What evidence is there that this screen meets those requirements? Blackberry throws out a lot of garbage, hoping that some of it will be believed. So far, other than for fanboys of Blackberry, no one does believe them. That's why sales are down 78% YoY.

This oddly shaped phone seems to have been invented in a meeting where all the people were sitting with their heads in their hands, moping about what they would do next, as all their products have failed to take off. One guy thinks about making something totally different, and they all perk up. The Passport is the result.

So far, I've read very little that's favorable about this thing. So now, they're attempting to find some use for it—any use, rational or not.

RE: What?
By Wizec on 8/22/2014 2:00:37 PM , Rating: 2
You're mis-informed. This is a device that was planned in partnership with a Health Care IT provider - NantHealthCare.

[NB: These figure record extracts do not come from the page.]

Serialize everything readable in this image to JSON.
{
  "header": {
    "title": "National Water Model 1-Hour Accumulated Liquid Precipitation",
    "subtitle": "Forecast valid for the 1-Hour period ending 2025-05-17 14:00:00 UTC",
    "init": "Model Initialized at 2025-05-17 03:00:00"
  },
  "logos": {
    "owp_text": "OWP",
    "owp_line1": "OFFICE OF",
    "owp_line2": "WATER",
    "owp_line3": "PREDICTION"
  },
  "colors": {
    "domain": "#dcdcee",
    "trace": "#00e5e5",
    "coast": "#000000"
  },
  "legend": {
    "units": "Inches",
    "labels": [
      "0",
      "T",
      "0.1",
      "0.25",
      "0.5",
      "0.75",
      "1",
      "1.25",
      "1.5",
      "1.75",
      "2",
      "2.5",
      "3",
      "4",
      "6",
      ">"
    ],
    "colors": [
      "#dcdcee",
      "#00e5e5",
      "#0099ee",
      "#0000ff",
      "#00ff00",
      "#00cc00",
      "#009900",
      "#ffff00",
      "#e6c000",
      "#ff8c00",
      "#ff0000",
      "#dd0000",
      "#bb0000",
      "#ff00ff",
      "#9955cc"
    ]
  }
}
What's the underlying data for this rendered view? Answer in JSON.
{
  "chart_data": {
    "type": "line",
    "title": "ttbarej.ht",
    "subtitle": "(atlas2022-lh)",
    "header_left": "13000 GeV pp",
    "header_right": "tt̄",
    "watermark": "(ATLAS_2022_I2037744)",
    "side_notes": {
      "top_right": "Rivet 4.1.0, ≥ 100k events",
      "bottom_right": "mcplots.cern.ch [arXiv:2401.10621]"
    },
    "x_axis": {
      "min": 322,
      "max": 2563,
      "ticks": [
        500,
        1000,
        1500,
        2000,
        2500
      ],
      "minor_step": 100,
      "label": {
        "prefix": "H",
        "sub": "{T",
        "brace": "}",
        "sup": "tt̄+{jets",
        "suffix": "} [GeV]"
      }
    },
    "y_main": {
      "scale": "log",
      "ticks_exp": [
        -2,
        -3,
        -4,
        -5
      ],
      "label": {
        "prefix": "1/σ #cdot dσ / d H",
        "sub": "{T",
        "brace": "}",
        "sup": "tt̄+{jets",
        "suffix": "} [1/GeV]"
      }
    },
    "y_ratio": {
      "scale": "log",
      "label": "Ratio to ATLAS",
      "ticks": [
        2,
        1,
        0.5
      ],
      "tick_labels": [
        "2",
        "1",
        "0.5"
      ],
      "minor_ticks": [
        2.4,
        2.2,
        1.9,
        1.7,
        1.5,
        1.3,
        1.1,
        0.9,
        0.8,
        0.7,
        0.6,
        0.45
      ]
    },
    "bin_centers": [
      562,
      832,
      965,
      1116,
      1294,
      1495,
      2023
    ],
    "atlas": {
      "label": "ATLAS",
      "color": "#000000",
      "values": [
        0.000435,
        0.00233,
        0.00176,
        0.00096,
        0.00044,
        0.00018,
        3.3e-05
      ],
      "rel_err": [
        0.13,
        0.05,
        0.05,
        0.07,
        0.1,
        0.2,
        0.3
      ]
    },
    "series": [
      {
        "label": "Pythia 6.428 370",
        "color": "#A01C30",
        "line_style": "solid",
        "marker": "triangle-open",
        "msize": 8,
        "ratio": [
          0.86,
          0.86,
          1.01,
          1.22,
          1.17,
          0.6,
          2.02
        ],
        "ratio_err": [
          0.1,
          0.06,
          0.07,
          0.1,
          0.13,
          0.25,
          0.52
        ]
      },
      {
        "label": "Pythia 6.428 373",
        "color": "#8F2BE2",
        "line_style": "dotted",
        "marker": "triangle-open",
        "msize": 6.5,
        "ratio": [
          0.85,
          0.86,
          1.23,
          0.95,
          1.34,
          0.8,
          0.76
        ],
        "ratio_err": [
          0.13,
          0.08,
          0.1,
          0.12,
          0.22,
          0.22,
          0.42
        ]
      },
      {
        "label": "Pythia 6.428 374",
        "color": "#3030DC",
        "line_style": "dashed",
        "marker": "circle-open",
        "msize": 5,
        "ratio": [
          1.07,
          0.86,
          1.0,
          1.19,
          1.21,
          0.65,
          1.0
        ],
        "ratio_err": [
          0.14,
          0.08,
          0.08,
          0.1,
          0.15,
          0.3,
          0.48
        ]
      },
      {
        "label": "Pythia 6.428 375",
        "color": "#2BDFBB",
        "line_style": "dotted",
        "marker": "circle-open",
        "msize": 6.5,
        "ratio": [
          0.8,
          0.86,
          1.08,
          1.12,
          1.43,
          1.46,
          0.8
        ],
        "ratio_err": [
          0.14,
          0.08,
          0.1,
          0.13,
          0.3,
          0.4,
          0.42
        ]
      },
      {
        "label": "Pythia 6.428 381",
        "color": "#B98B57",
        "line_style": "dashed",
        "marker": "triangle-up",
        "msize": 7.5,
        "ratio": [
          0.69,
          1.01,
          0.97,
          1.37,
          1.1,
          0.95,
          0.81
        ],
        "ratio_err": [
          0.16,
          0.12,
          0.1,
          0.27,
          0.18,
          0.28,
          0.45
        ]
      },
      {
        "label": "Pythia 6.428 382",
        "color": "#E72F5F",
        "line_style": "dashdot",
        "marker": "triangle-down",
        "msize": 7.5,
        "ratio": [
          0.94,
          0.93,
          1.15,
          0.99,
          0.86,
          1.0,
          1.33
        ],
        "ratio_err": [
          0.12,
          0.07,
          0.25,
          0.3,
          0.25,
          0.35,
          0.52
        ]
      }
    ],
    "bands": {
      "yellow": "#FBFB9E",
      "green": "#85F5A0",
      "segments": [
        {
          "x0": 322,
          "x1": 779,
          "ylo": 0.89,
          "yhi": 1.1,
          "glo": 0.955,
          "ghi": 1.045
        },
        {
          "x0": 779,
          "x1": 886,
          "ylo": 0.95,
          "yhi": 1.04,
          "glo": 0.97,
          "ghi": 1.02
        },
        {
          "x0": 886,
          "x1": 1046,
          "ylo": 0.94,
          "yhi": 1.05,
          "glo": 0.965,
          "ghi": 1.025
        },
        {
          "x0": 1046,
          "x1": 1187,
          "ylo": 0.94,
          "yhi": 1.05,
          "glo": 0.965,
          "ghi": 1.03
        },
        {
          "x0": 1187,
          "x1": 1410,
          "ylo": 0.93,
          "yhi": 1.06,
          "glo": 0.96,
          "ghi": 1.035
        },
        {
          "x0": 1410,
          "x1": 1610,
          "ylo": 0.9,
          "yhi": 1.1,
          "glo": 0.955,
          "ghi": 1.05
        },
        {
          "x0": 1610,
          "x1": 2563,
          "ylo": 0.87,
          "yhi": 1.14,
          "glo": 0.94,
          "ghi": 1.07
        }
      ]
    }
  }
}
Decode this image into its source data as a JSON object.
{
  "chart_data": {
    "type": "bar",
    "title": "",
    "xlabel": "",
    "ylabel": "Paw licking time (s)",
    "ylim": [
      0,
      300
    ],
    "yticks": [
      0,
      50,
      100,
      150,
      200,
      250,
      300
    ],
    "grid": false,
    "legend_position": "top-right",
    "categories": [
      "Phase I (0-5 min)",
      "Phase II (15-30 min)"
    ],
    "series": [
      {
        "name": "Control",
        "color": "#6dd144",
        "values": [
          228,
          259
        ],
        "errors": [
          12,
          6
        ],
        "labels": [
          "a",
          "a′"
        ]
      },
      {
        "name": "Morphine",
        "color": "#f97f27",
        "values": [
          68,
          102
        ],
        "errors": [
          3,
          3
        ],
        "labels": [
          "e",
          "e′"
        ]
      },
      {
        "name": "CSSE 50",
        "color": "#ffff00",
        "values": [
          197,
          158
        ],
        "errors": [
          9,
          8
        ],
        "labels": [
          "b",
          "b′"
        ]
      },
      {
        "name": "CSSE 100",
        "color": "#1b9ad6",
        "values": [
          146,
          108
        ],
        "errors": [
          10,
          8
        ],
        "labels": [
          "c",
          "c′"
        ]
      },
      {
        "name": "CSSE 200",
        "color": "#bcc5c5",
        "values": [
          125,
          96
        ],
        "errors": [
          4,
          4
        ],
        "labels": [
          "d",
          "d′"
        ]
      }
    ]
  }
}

A targeted device, the exact opposite of what you have speculated:

The display specs are:

4.5" diagonal, 1440 x 1440 resolution, LCD, 453 DPI, 24-bit color depth, 1:1 aspect ratio, RGB pixel arrangement, In-cell touch panel, 10-point multi-touch, Corning Gorilla Glass 3

They combine these features with an app called "Nil" which has the following features:

• Diagnostic viewer with advanced capabilities
• 2D, multi-planar reformatting (MPR)
• 3D and echocardiology with full cine.
• Window/level, zoom, pan, rotate and related features enable comprehensive image manipulation
• Integrate with DICOM network or EMR/EHR systems

Here’s why it’s designed to look amazing on the BlackBerry Passport:

• Interactive viewing of 2D/3D imaging records easier on larger, high pixel-density screen
• Touch-enabled keyboard makes image manipulation fast, easy, and accurate
• Maximizes productivity/collaboration among care team
• High capacity battery designed to last all-day

Of Course
By Gunbuster on 8/22/2014 8:13:07 AM , Rating: 2
Yes, because your doctor performing a diagnosis on his blackberry (while at the bar or home getting a BJ?) using a consumer device screen with no color calibration is an awesome way to market your product.